This is kind of a presumptuous question coming from someone who gets seriously stressed when it comes to "baking" and isn't very good at it at all ... but couldn't you simply use poppy seed cake batter in muffin tins / cupcake thingys and adjust the baking time a bit?


Z


----------



## htc (May 20, 2005)

Zereh, I would consider your version a poppyseed cupcake. I home bake a lot, but don't have as much experience  (commercial and home baking) as many on this forum. Personally I would think that a muffin is more dense than a cupcake or cake. Though some muffins are "lighter", I still think they are different from cake.

example: I tried making a banana cake. I wanted to recreate something I used to be able to buy and can no longer get. I took a banana bread recipe and used that as cake (with one slight modification) and it definitely was still banana bread. I eventually found a banana cake recipe that's really good. I have yet to sit down and compare the two recipes but definitely will soon.


----------



## PA Baker (May 23, 2005)

Here's my first recipe, marm. I don't know how well this one would multiply (this makes 1 doz and I'm assuming you need to bake in larger quantities) but it's good. I need to get some other things done first, but I have another that I like, too, that I'll dig out later today. 

*Lemon Poppy Seed Muffins*

2 c flour (all purpose)
3/4 c white sugar
1/4 c poppy seeds
2 tsp baking powder
1 tsp baking soda
1/2 tsp salt
2 eggs
1 c lemon-flavored yogurt
1/4 c vegetable oil
1 Tbsp grated lemon zest
1/3 c fresh lemon juice
3 Tbsp white sugar 

Preheat oven to 400F. lightly grease muffin tin.

Combine flour, 3/4 c sugar, poppy seeds, baking powder, baking soda and salt. 
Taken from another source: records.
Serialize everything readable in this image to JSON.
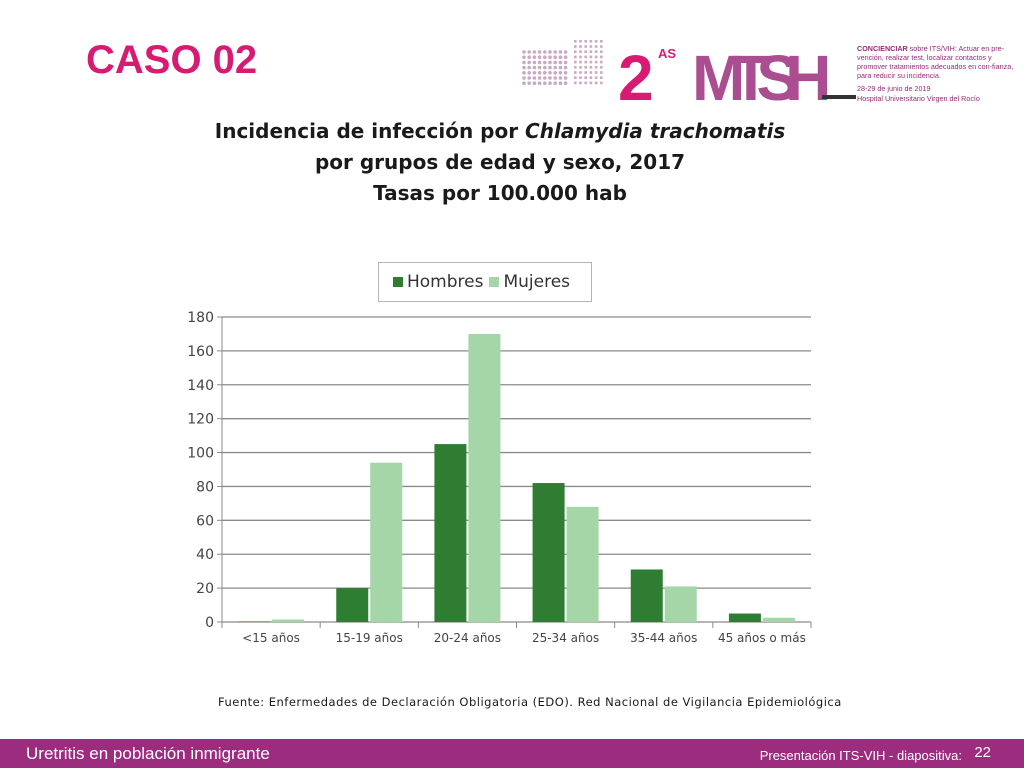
{
  "slide": {
    "title": "CASO 02",
    "footer_left": "Uretritis en población inmigrante",
    "footer_right": "Presentación ITS-VIH  - diapositiva:",
    "footer_page": "22"
  },
  "logo": {
    "mark_number": "2",
    "mark_superscript": "AS",
    "mark_letters": "MTSH",
    "tagline_bold": "CONCIENCIAR",
    "tagline_rest": " sobre ITS/VIH: Actuar en pre-vención, realizar test, localizar contactos y promover tratamientos adecuados en con-fianza, para reducir su incidencia.",
    "date": "28-29 de junio de 2019",
    "venue": "Hospital Universitario Virgen del Rocío"
  },
  "chart_data": {
    "type": "bar",
    "title_line1_pre": "Incidencia de infección por ",
    "title_line1_italic": "Chlamydia trachomatis",
    "title_line2": "por grupos de edad y sexo, 2017",
    "title_line3": "Tasas por 100.000 hab",
    "categories": [
      "<15 años",
      "15-19 años",
      "20-24 años",
      "25-34 años",
      "35-44 años",
      "45 años o más"
    ],
    "series": [
      {
        "name": "Hombres",
        "color": "#2e7d32",
        "values": [
          0.3,
          20,
          105,
          82,
          31,
          5
        ]
      },
      {
        "name": "Mujeres",
        "color": "#a5d6a7",
        "values": [
          1.5,
          94,
          170,
          68,
          21,
          2.5
        ]
      }
    ],
    "ylim": [
      0,
      180
    ],
    "yticks": [
      0,
      20,
      40,
      60,
      80,
      100,
      120,
      140,
      160,
      180
    ],
    "grid": true,
    "legend_position": "top-center",
    "source": "Fuente: Enfermedades de Declaración Obligatoria (EDO). Red Nacional de Vigilancia Epidemiológica"
  }
}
In a separate bowl, mix the eggs, yogurt, vegetable oil and lemon zest. Blend well and pour over the flour mixture. Mix until just combined with a wooden spoon. Don't overmix!

Spoon batter evenly between the prepared muffin cups. Bake at 400 for 20 minutes.

Meanwhile, combine the lemon juice with the remaining 3 Tbsp white sugar. Stir until sugar dissolves.

When muffins come out of the oven, pierce the tops several times with a toothpick. Slowly pour about 1 Tsp of the lemon juice and sigar mixture over the tops of each muffin. Let muffins cool in pans for 10 minutes before removing them from the pan.


----------